Peter Burke

Personal information
- Full name: Thomas Peter Burke
- Born: 2 November 1933 (age 92)
- Died: 28th November 2025

Playing information
- Position: Halfback
Club
| Years | Team | Pld | T | G | FG | P |
| 1955–63 | Manly Warringah | 105 | 21 | 0 | 0 | 63 |
Representative
| Years | Team | Pld | T | G | FG | P |
| 1959–60 | New South Wales | 4 | 0 | 0 | 0 | 0 |
| 1960 | Australia | 1 | 2 | 0 | 0 | 6 |
- Relatives: Brad Burke (son) Matt Burke (son)

= Peter Burke (rugby league) =

Australia international rugby league player

Thomas Peter Burke (born 26 November 1933) is an Australian former rugby league player.

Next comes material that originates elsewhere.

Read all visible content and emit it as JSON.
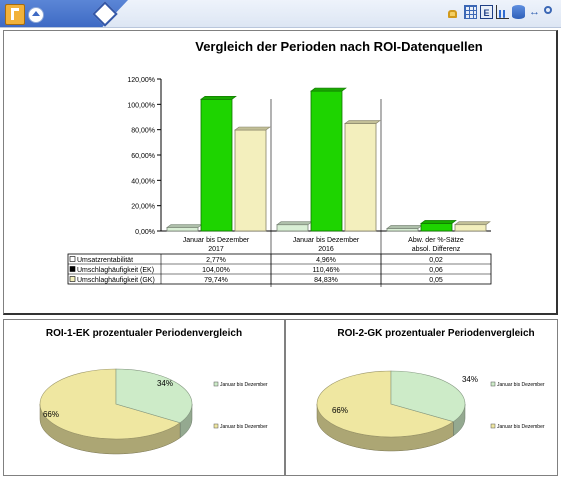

A local junior from Manly Christian Brothers, Burke won a reserves premiership with Manly in 1954, before becoming first-grade halfback the following season. He featured in Manly's 1957 and 1959 grand final losses, both to St. George. At the end of the 1959 season, Burke toured Europe with the Kangaroos and scored two tries in his only international, against Italy at Treviso.

Burke had four sons who played rugby union with Randwick. One of his sons is 1980s Wallabies winger Matt Burke, who later followed his father in playing for Manly. Another son, Brad, was also capped for the Wallabies and played rugby league with Eastern Suburbs.